Erbain'in Tarihteki Yeri

erbainin tarihteki yeri
Erbain'de gözyaşları arasında kesik başlar bedenlerinin yanına defnedildi...
   Yöneltilen bazı so rulardan tam olarak Erbain'in ne olduğunu bilmeyenler olduğunu anlayınca bu yazıyı yazma hevesim biraz daha arttı. Bilenler için de bir bilgi tazeleme olur inşallah.

         Kerbela katliamının 40. Günü olan ve Ehl-i Beyt dostları tarafından dünyanın dört bir yanında matem merasimleri düzenlenen özellikle Irak'ın dört bir köşesinden akın akın insanların kadın-erkek, çocuk-yaşlı demeden Kerbela'ya doğru başlattıkları görkemli yürüyüşün ilham kaynağı olan Erbain'in, tarihteki yerini ve gerçeklik payını daha iyi öğrenmek için bu yazıyı kaleme almayı uygun gördüm.

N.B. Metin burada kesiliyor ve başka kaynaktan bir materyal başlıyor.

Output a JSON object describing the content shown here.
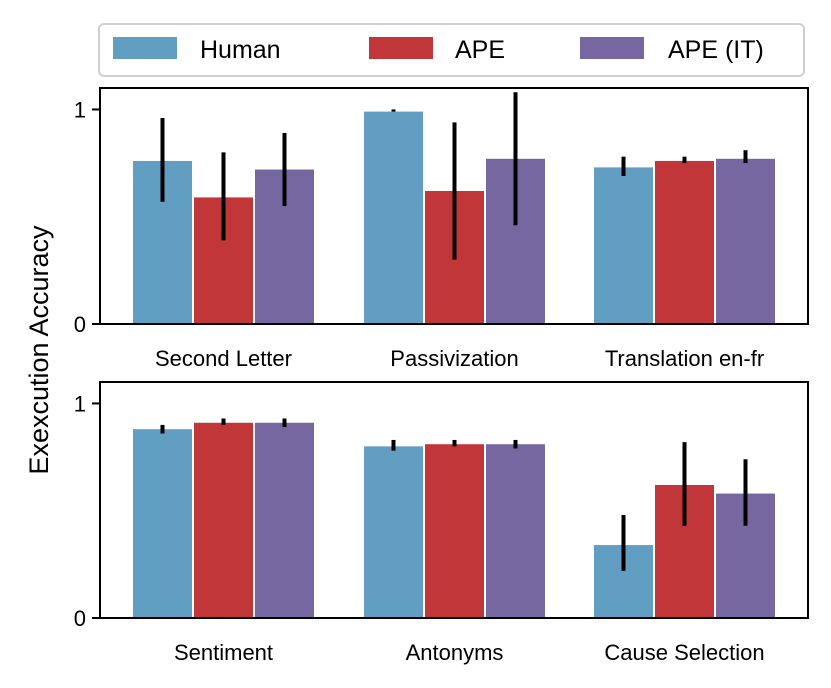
{
  "chart_data": [
    {
      "type": "bar",
      "panel": "top",
      "categories": [
        "Second Letter",
        "Passivization",
        "Translation en-fr"
      ],
      "series": [
        {
          "name": "Human",
          "values": [
            0.76,
            0.99,
            0.73
          ],
          "errors": [
            [
              0.57,
              0.96
            ],
            [
              0.99,
              1.0
            ],
            [
              0.69,
              0.78
            ]
          ]
        },
        {
          "name": "APE",
          "values": [
            0.59,
            0.62,
            0.76
          ],
          "errors": [
            [
              0.39,
              0.8
            ],
            [
              0.3,
              0.94
            ],
            [
              0.75,
              0.78
            ]
          ]
        },
        {
          "name": "APE (IT)",
          "values": [
            0.72,
            0.77,
            0.77
          ],
          "errors": [
            [
              0.55,
              0.89
            ],
            [
              0.46,
              1.08
            ],
            [
              0.75,
              0.81
            ]
          ]
        }
      ],
      "ylim": [
        0,
        1.1
      ],
      "yticks": [
        "0",
        "1"
      ],
      "xlabel": ""
    },
    {
      "type": "bar",
      "panel": "bottom",
      "categories": [
        "Sentiment",
        "Antonyms",
        "Cause Selection"
      ],
      "series": [
        {
          "name": "Human",
          "values": [
            0.88,
            0.8,
            0.34
          ],
          "errors": [
            [
              0.86,
              0.9
            ],
            [
              0.78,
              0.83
            ],
            [
              0.22,
              0.48
            ]
          ]
        },
        {
          "name": "APE",
          "values": [
            0.91,
            0.81,
            0.62
          ],
          "errors": [
            [
              0.9,
              0.93
            ],
            [
              0.8,
              0.83
            ],
            [
              0.43,
              0.82
            ]
          ]
        },
        {
          "name": "APE (IT)",
          "values": [
            0.91,
            0.81,
            0.58
          ],
          "errors": [
            [
              0.89,
              0.93
            ],
            [
              0.79,
              0.83
            ],
            [
              0.43,
              0.74
            ]
          ]
        }
      ],
      "ylim": [
        0,
        1.1
      ],
      "yticks": [
        "0",
        "1"
      ],
      "xlabel": ""
    }
  ],
  "ylabel": "Exexcution Accuracy",
  "legend": {
    "placement": "top",
    "items": [
      {
        "label": "Human",
        "color": "#629dc2"
      },
      {
        "label": "APE",
        "color": "#c13639"
      },
      {
        "label": "APE (IT)",
        "color": "#7667a0"
      }
    ]
  }
}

         Bilindiği gibi Muharrem ayının 10. günü, Peygamberimizin Ehl-i Beyt'i Kerbela'da akıllara durgunluk verecek bir vahşetle katledildi. Peygamberin kızları ve torunları ise esir edilerek, tarihten asla silinmeyecek bir ihanete imza atıldı.

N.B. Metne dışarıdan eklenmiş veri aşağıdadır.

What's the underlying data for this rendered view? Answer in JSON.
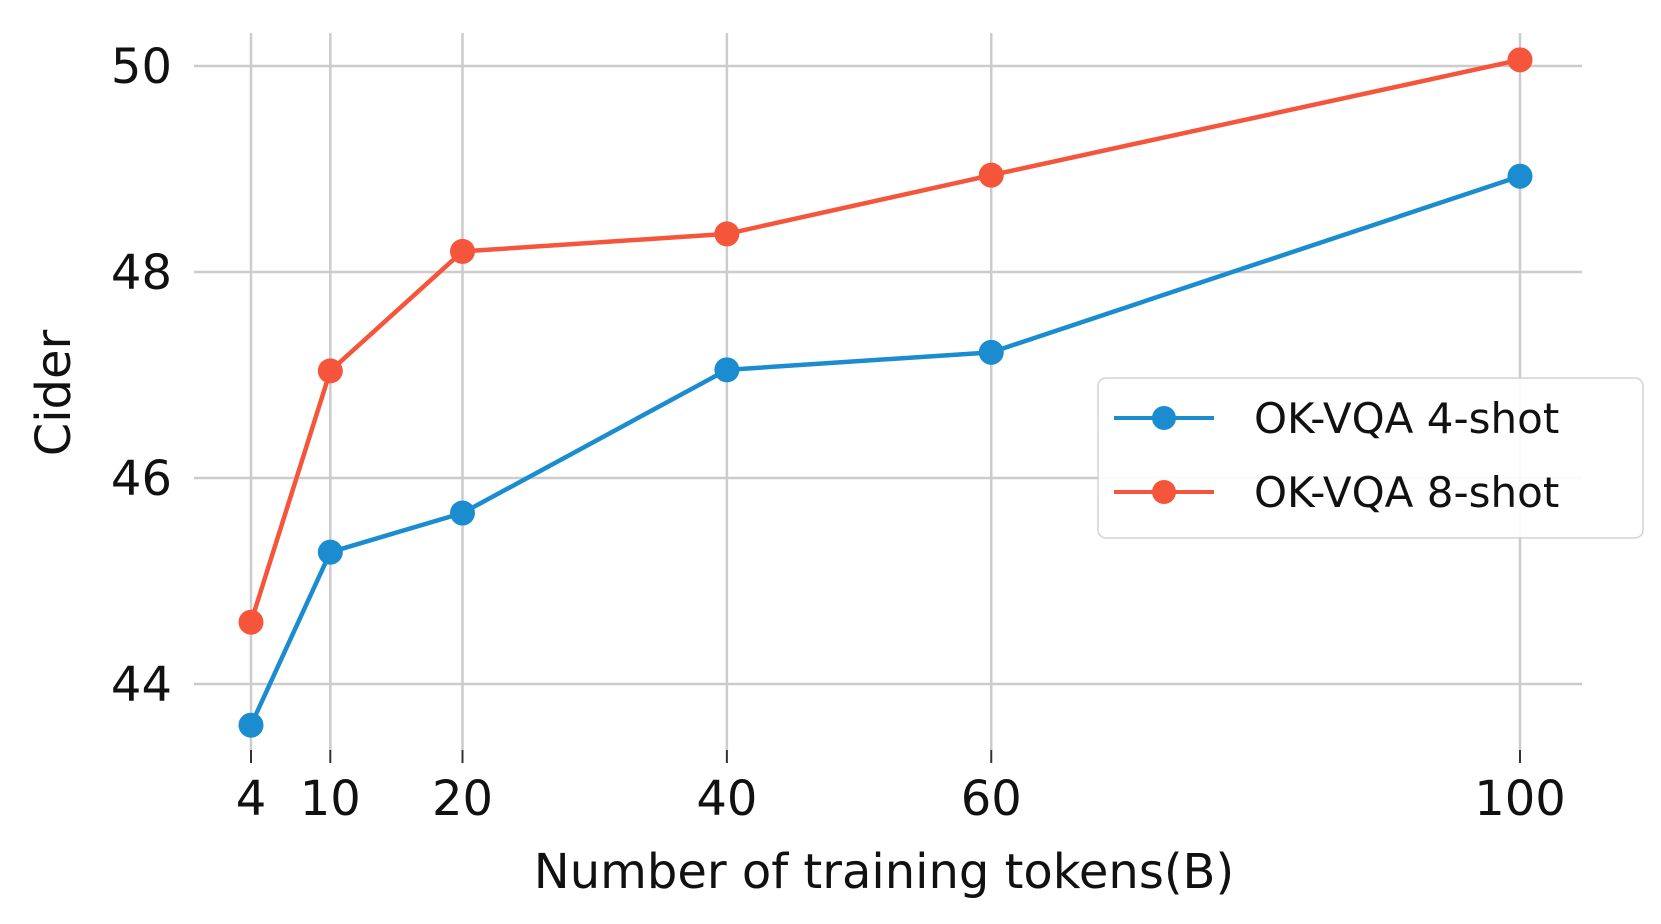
{
  "chart_data": {
    "type": "line",
    "title": "",
    "xlabel": "Number of training tokens(B)",
    "ylabel": "Cider",
    "x": [
      4,
      10,
      20,
      40,
      60,
      100
    ],
    "x_ticks": [
      "4",
      "10",
      "20",
      "40",
      "60",
      "100"
    ],
    "y_ticks": [
      "44",
      "46",
      "48",
      "50"
    ],
    "xlim": [
      4,
      100
    ],
    "ylim": [
      43.5,
      50.3
    ],
    "grid": true,
    "legend_position": "center-right",
    "series": [
      {
        "name": "OK-VQA 4-shot",
        "color": "#1a8ccf",
        "values": [
          43.6,
          45.28,
          45.66,
          47.05,
          47.22,
          48.93
        ]
      },
      {
        "name": "OK-VQA 8-shot",
        "color": "#f5553a",
        "values": [
          44.6,
          47.04,
          48.2,
          48.37,
          48.94,
          50.06
        ]
      }
    ]
  }
}
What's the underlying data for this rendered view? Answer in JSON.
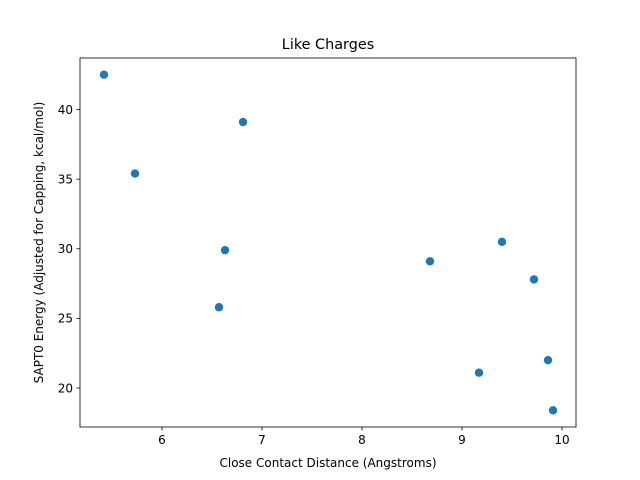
{
  "chart_data": {
    "type": "scatter",
    "title": "Like Charges",
    "xlabel": "Close Contact Distance (Angstroms)",
    "ylabel": "SAPT0 Energy (Adjusted for Capping, kcal/mol)",
    "xlim": [
      5.18,
      10.14
    ],
    "ylim": [
      17.2,
      43.7
    ],
    "xticks": [
      6,
      7,
      8,
      9,
      10
    ],
    "yticks": [
      20,
      25,
      30,
      35,
      40
    ],
    "grid": false,
    "marker_color": "#1f77b4",
    "series": [
      {
        "x": [
          5.42,
          5.73,
          6.81,
          6.63,
          6.57,
          8.68,
          9.4,
          9.72,
          9.17,
          9.86,
          9.91
        ],
        "y": [
          42.5,
          35.4,
          39.1,
          29.9,
          25.8,
          29.1,
          30.5,
          27.8,
          21.1,
          22.0,
          18.4
        ]
      }
    ]
  }
}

         Bu katliamın üçüncü günü yani Muharrem ayının 13'ünde “Alkame” nehrinin yakınındaki bir köyde yaşayan “Ben-i Esed” kabilesi, gelip Kerbela şehitlerinin mübarek bedenlerini defnettiler.

         Esirler ise azizlerinin kesik başlarıyla Kerbela'ya bir günlük (o zamanın şartlarına göre) mesafedeki Kufe'ye zalim İbn-i Ziyad'ın sarayına götürüldüler.

         Esirler burada 3-4 gün kaldıktan sonra ayın 14-15'inde(1) Şam'a gönderildiler. Hz. Zeyneb'in o tarihi konuşması, ayrıca Kufe'nin İmam Ali'nin hükümetinin merkezi olması hasebiyle hassas bir konumu olduğundan 4-5 günden fazla orada tutulmaları da mümkün gözükmemektedir.

         İltihaplı olan Kufe'deki ortamı daha da tahrik etmemek için bir iki günlük gözdağı ve vahşet İbn-i Ziyad için yeterliydi.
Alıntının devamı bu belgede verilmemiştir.